岩崎氏 : 2014 年から弊社のデザイナーやパタンナーが小学校の家庭科の授業に参画し「服育授業」を実施しています。環境問題の話だけでなく、デザインについてのレクチャーなども行うのですが、特にパタンナーの話に子供たちはみんな驚いてくれますね。野球ボールの設計図を学んだり、実際に服を解体したりしています。授業のコアとなるのは実際に自分たちでバッグをデザインして作ってみることです。地域のボランティアの方たちにもお手伝いしてもらいながら、 半年ほどかけて自分のバッグを作り上げています。
2018年からは「新宿区『みどりの小道』環境日記コンテスト」に協賛し、「SANYO服福賞」という賞を設けて子供たちを表彰しています。教育への取り組みをして感じるのは、子供たちにい い影響を与えるだけでなく社員たちにもいい影響を与えてくれることですね。
ーー社員たちにはどのような影響があるのでしょう?
岩崎氏 : 服育活動に取り組むことで、仕事へのやりがいや誇りを感じる人が多くなりましたね。改めて デザインの価値に気付かされたり、パタンナーという仕事に誇りを持てたりします。子供たちに「ものを大事にする」ことを教えているので、私たち自身も「ものを大事にする」意識を強く持つようになりました。

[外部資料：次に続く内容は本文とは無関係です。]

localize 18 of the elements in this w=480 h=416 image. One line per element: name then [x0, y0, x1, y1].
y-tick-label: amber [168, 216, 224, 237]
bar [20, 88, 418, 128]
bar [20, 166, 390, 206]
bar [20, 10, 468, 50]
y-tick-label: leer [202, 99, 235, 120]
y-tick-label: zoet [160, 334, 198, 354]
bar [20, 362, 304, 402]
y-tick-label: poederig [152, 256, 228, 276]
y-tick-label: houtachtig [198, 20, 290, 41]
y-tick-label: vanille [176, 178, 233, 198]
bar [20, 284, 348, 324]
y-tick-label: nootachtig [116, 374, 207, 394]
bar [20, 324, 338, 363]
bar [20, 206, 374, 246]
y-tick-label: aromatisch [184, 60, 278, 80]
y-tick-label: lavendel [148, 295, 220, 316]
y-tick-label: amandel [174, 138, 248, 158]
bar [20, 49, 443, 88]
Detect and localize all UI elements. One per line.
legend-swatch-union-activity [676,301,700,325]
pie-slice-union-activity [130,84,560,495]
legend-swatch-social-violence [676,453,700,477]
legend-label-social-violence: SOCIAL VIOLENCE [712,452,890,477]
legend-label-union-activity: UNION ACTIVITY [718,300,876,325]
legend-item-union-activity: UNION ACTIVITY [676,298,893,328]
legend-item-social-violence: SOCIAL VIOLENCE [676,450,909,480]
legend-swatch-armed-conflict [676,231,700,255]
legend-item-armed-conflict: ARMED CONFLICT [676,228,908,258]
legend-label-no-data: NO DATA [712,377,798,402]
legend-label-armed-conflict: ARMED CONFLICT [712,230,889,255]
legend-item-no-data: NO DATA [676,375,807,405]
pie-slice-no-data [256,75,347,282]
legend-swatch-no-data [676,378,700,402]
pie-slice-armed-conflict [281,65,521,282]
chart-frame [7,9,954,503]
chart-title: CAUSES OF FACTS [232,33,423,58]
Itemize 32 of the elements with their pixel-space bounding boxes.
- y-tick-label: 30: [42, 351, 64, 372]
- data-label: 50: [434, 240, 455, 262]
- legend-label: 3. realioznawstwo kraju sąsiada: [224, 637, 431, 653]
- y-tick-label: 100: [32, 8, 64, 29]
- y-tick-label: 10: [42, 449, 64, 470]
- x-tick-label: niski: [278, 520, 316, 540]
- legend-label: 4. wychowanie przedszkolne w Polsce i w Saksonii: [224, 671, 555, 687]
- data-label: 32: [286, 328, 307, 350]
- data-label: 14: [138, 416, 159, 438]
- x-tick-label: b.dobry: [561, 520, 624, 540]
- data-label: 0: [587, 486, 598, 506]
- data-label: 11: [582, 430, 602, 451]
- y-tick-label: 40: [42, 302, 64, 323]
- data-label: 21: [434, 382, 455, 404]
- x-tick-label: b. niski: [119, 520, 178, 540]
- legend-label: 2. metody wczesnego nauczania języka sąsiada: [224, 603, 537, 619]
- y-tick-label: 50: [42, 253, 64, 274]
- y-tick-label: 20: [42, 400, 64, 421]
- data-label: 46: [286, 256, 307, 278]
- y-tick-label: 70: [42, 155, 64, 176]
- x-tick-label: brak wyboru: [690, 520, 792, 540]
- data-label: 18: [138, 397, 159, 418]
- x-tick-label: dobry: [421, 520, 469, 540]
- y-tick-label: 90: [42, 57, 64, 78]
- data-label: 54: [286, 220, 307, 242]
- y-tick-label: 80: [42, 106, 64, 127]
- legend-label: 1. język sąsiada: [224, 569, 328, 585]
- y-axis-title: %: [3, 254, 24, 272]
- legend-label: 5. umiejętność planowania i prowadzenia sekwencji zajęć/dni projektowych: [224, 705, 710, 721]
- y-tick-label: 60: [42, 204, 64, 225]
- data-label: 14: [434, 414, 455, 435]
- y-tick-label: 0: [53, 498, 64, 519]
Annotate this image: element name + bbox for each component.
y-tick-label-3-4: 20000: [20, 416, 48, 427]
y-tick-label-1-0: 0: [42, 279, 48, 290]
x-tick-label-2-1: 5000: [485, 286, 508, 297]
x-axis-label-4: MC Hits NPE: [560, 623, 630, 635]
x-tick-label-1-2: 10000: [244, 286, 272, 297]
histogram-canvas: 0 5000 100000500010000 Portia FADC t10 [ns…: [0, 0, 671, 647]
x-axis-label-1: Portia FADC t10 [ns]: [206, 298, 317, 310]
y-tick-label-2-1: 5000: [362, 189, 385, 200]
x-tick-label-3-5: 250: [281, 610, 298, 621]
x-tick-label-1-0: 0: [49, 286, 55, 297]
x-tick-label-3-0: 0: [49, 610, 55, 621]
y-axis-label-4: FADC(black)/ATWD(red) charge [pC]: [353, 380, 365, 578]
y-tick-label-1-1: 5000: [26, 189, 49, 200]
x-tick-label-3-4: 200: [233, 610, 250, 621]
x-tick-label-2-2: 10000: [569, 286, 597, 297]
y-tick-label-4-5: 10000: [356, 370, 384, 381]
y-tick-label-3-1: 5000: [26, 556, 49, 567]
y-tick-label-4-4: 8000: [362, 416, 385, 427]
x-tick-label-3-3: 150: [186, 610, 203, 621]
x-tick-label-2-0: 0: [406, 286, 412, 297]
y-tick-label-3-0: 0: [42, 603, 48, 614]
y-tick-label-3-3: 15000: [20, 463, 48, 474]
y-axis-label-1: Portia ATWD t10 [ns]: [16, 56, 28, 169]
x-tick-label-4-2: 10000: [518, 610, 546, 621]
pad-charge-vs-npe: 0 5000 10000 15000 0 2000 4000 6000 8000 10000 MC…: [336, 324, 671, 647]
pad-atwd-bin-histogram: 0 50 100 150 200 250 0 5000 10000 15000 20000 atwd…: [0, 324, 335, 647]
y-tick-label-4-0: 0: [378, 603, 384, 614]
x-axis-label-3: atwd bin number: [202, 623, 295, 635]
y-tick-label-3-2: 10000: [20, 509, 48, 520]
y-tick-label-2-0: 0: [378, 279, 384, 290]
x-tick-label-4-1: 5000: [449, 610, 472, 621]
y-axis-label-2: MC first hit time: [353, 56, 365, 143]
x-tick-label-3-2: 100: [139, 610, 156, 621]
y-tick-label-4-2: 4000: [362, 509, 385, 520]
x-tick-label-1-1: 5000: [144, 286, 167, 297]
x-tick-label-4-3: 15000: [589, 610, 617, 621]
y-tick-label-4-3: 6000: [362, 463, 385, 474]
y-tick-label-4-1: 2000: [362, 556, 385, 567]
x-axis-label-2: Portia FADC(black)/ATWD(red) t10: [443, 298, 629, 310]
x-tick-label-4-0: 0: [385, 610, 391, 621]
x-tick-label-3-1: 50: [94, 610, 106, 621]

ーー子供たちへの服育活動が、社員教育にもつながっているのですね。
岩崎氏 : 最近では社員への服育にも力を入れるようになりました。例えば綿を栽培している契約農家に赴いて、服の原料となる綿を一緒に育てる活動を行っています。こだわりを持って作られた 綿を見ることで、社員たちも自信を持って商品を売れるようになっていきます。以前は有志だけが契約農家のもとに言っていましたが、今は新入社員研修に取り入れるようになりました。
ーー商品のこだわりを理解することが、結果的に販売力につながっているのですね。最後に今後 の取組の目標について聞かせてください。
岩崎氏 : コロナの影響で「再生プラン」が1年計画から2年計画に伸びてしまいましたが、まずはしっかり会社を黒字にすることが必要です。環境への取組も重要ですが、会社が黒字にならなければ取り組みにも投資できませんし、何より納税という企業の責任が果たせません。個人的には、事業を成長させていくなかで、環境への取組も紐付いていれば尚いいと思います。できるだけ早く会社を黒字にして、将来のために本質的に必要なことに時間とお金をかけられるような会社にしていきたいです。
編集後記
2020年7月1日からスーパーやコンビニでビニール袋が有料になるなど、日本でも環境に対する取り組みは年々シビアになっています。これまでは環境への取組は、余裕のある企業がやればいいという風潮がありましたが、環境への配慮は全ての企業がビジネスをしていく上での最低限のルールになっていくでしょう。
今回の取材を通してサステナビリティの活動はコストになるだけでなく、「事業の活性化」に繋がることを実感できました。コロナの影響で目先の売上を意識せざるを得ない会社も多いと思いますが、環境や教育への投資を考える機会になれば幸いです。